If we are to create science, we must first create scientists. If I am to fulfil what Mr. Humphrey asked of him, I believe it is my duty to, more than pursue my own questions in the closed rooms of the University, to build a better and stronger foundation for the scientific achievements of everybody, out here, in the open skies of our fine State.
With that in mind, I have decided to officially stand as candidate for the Democratic nomination for Governor of California. I have chosen to run for the Democratic Party because I have come to see its work has been paramount for the technological and cultural development of our nation, one in which our State of California has always been a leader.
I embark on a great quest, one that goes beyond my usual tasks. I face many challenges, but I have hope that, through sheer determination, I may come to face them all. I believe in the people of California and ask that, if you believe in me, if you believe in science and in the progress of the United States, that you support this quest to have it be so. I think we live in an Age of Science, an age in which each man is challenged to overcome barriers that once stood on his way and in which we, as a nation, advance beyond all odds to create something grander than ourselves. I believe that, if we put our minds to it, we, the people of California, can accomplish anything. I hope you too can believe in the Age of Science. Let us then see this age fulfilled.
Thank you.”
The full speech took around ten minutes to be said, with a few intervals for laughter and clapping. Although somewhat short, the point was set across – Professor Feynman intended to become Governor of California. His approach, based on his experience with the education policies of the State, and in his hopeful view of the future as ultimately scientific, was odd but very well received, not only by the audience in the room, but by the many Californians witnessing it through their televisions.
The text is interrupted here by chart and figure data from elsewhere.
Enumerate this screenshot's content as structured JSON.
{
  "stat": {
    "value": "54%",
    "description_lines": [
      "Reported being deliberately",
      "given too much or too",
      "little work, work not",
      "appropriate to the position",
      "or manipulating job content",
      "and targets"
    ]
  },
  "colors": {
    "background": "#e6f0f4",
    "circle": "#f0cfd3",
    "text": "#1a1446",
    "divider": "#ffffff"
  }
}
So near the climax of the Space Race that had the United States in uproar around building increasingly better spacecrafts to accomplish late President Kennedy’s goals of landing a man on the Moon, the ideals that Feynman took as his own, of technological progress and of being leaders in innovation, resonated with the people, especially among the younger generations, who saw in Feynman’s call for education reform a gateway for the grievances of the university students, whose protests at Berkeley had sparked a debate that would have paramount importance during the campaign.